Hudson (9-4) threw 104 pitches en route to his second complete game this season and 12th in 145 career starts. The right-hander struck out six, walked two and allowed only two hits through the final 7 2-3 innings after being staked to a 6-0 lead by the third.
“But it is comfortable to have a four-run lead or more because it takes a little bit of pressure off you, so you can go out there and really challenge guys. It hasn’t happened too much around here this year, but it’s nice.”
It was the third stellar outing in four starts for Hudson, including a three-hit shutout against Baltimore on July 11 and a 10-0 victory last Tuesday at Kansas City in which he allowed one hit over seven innings.
Hudson’s .709 career winning percentage (73-30) is the third-best in history among pitchers with at least 50 wins—and just one percentage point behind three-time Cy Young winner Pedro Martinez.
“I feel like I’ve pitched as good as I ever have,” Hudson said. “This time every year is when I start getting things going.”
The Angels, who carried a five-game winning streak into the break, are 2-9 since.
Eight of the first 14 Oakland batters reached base against Ramon Ortiz (12-8), who was roughed up for six runs and six hits over 2 1-3 innings in his shortest outing of the season. He beat the Athletics in his other two starts against them this year.

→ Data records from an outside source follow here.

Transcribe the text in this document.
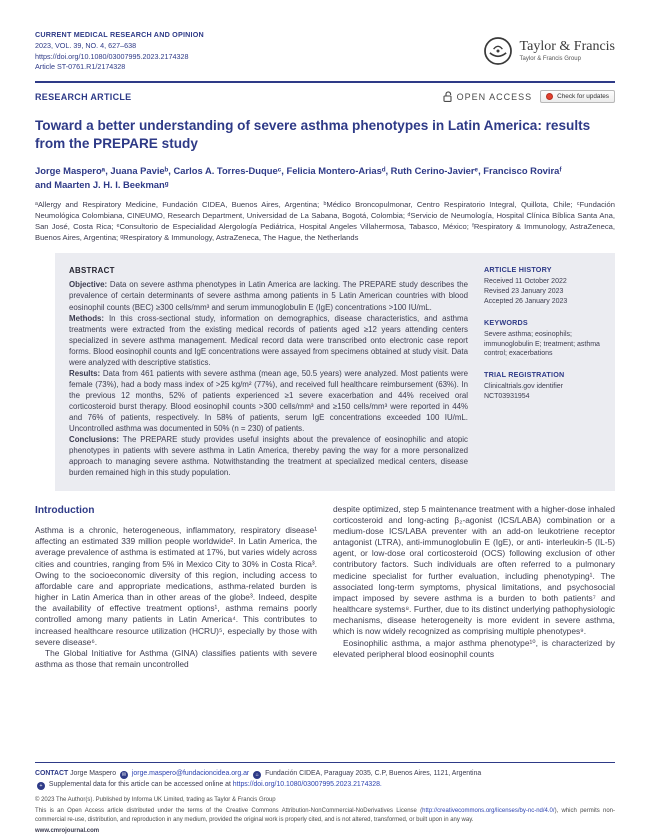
CURRENT MEDICAL RESEARCH AND OPINION
2023, VOL. 39, NO. 4, 627–638
https://doi.org/10.1080/03007995.2023.2174328
Article ST-0761.R1/2174328
Taylor & Francis
Taylor & Francis Group
RESEARCH ARTICLE	OPEN ACCESS	Check for updates
Toward a better understanding of severe asthma phenotypes in Latin America: results from the PREPARE study
Jorge Masperoᵃ, Juana Pavieᵇ, Carlos A. Torres-Duqueᶜ, Felicia Montero-Ariasᵈ, Ruth Cerino-Javierᵉ, Francisco Roviraᶠ and Maarten J. H. I. Beekmanᵍ
ᵃAllergy and Respiratory Medicine, Fundación CIDEA, Buenos Aires, Argentina; ᵇMédico Broncopulmonar, Centro Respiratorio Integral, Quillota, Chile; ᶜFundación Neumológica Colombiana, CINEUMO, Research Department, Universidad de La Sabana, Bogotá, Colombia; ᵈServicio de Neumología, Hospital Clínica Bíblica Santa Ana, San José, Costa Rica; ᵉConsultorio de Especialidad Alergología Pediátrica, Hospital Angeles Villahermosa, Tabasco, México; ᶠRespiratory & Immunology, AstraZeneca, Buenos Aires, Argentina; ᵍRespiratory & Immunology, AstraZeneca, The Hague, the Netherlands
ABSTRACT

Objective: Data on severe asthma phenotypes in Latin America are lacking. The PREPARE study describes the prevalence of certain determinants of severe asthma among patients in 5 Latin American countries with blood eosinophil counts (BEC) ≥300 cells/mm³ and serum immunoglobulin E (IgE) concentrations >100 IU/mL.

Methods: In this cross-sectional study, information on demographics, disease characteristics, and asthma treatments were extracted from the existing medical records of patients aged ≥12 years attending centers specialized in severe asthma management. Medical record data were transcribed onto electronic case report forms. Blood eosinophil counts and IgE concentrations were assayed from specimens obtained at study visit. Data were analyzed with descriptive statistics.

Results: Data from 461 patients with severe asthma (mean age, 50.5 years) were analyzed. Most patients were female (73%), had a body mass index of >25 kg/m² (77%), and received full healthcare reimbursement (63%). In the previous 12 months, 52% of patients experienced ≥1 severe exacerbation and 44% received oral corticosteroid burst therapy. Blood eosinophil counts >300 cells/mm³ and ≥150 cells/mm³ were reported in 44% and 76% of patients, respectively. In 58% of patients, serum IgE concentrations exceeded 100 IU/mL. Uncontrolled asthma was documented in 50% (n = 230) of patients.

Conclusions: The PREPARE study provides useful insights about the prevalence of eosinophilic and atopic phenotypes in patients with severe asthma in Latin America, thereby paving the way for a more personalized approach to managing severe asthma. Notwithstanding the treatment at specialized medical centers, disease burden remained high in this study population.

ARTICLE HISTORY
Received 11 October 2022
Revised 23 January 2023
Accepted 26 January 2023
KEYWORDS
Severe asthma; eosinophils; immunoglobulin E; treatment; asthma control; exacerbations
TRIAL REGISTRATION
Clinicaltrials.gov identifier NCT03931954
Introduction

Asthma is a chronic, heterogeneous, inflammatory, respiratory disease¹ affecting an estimated 339 million people worldwide². In Latin America, the average prevalence of asthma is estimated at 17%, but varies widely across cities and countries, ranging from 5% in Mexico City to 30% in Costa Rica³. Owing to the socioeconomic diversity of this region, including access to affordable care and appropriate medications, asthma-related burden is higher in Latin America than in other areas of the globe³. Indeed, despite the availability of effective treatment options¹, asthma remains poorly controlled among many patients in Latin America⁴. This contributes to increased healthcare resource utilization (HCRU)⁵, especially by those with severe disease⁶.

The Global Initiative for Asthma (GINA) classifies patients with severe asthma as those that remain uncontrolled

despite optimized, step 5 maintenance treatment with a higher-dose inhaled corticosteroid and long-acting β₂-agonist (ICS/LABA) combination or a medium-dose ICS/LABA preventer with an add-on leukotriene receptor antagonist (LTRA), anti-immunoglobulin E (IgE), or anti- interleukin-5 (IL-5) agent, or low-dose oral corticosteroid (OCS) following exclusion of other contributory factors. Such individuals are often referred to a pulmonary medicine specialist for further evaluation, including phenotyping¹. The associated long-term symptoms, physical limitations, and psychosocial impact imposed by severe asthma is a burden to both patients⁷ and healthcare systems⁸. Further, due to its distinct underlying pathophysiologic mechanisms, disease heterogeneity is more evident in severe asthma, which is now widely recognized as comprising multiple phenotypes⁹.

Eosinophilic asthma, a major asthma phenotype¹⁰, is characterized by elevated peripheral blood eosinophil counts

CONTACT Jorge Maspero ✉ jorge.maspero@fundacioncidea.org.ar ⌂ Fundación CIDEA, Paraguay 2035, C.P, Buenos Aires, 1121, Argentina
+ Supplemental data for this article can be accessed online at https://doi.org/10.1080/03007995.2023.2174328.
© 2023 The Author(s). Published by Informa UK Limited, trading as Taylor & Francis Group
This is an Open Access article distributed under the terms of the Creative Commons Attribution-NonCommercial-NoDerivatives License (http://creativecommons.org/licenses/by-nc-nd/4.0/), which permits non-commercial re-use, distribution, and reproduction in any medium, provided the original work is properly cited, and is not altered, transformed, or built upon in any way.
www.cmrojournal.com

Hatteberg, the second batter of the game, homered into the lower seats in the right-field corner. Eric Chavez drew a leadoff walk in the second inning and scored from second on a single to left by Mark Ellis that slowed up after deflecting off the glove of third baseman Scott Spiezio.
Hatteberg, who entered 1-for-12 lifetime against Ortiz, triggered a three-run third with his ninth home run. Erubiel Durazo walked, Tejada singled and Chavez drove in both runners with a double off the left-field fence.
Hatteberg, who went hitless in his first six at-bats after getting a two-year contract extension Friday, is 6-for-8 since and has raised his average to .264.
“I’m thrilled about the contract, and maybe subconsciously, I’m more relaxed. But I don’t feel any different,” Hatteberg said. “I’m seeing the ball good and I feel good with my swing. You just get into those grooves and get some confidence. I’m just trying to be more consistent from at-bat to at-bat.”
Tejada, who extended his hitting streak to 11 games, made it 8-0 in the eighth with a two-run homer off Ben Weber, his 16th this season and first in 108 at-bats. Tejada’s 26-game drought between homers matched his longest in oneseason.
It was Hatteberg’s third career multihomer game. The others were May 31, 2002, at Tampa Bay, and May 7, 1997, for Boston against Minnesota. … Ortiz’s outing was not the shortest of his career. That was Sept. 3, 2000, at Chicago, when he gave up nine runs in just two-thirds of an inning. … Hudson’s record could be much better had Keith Foulke not blown leads for him in four starts—including July 6, when Spiezio hit a tying, two-run homer off Foulke in the ninth at Oakland. … Oakland INF Frank Menechino, who was in New York to attend his grandfather’s funeral, was removed from the bereavement listand INF Esteban German was returned to Triple-A Sacramento.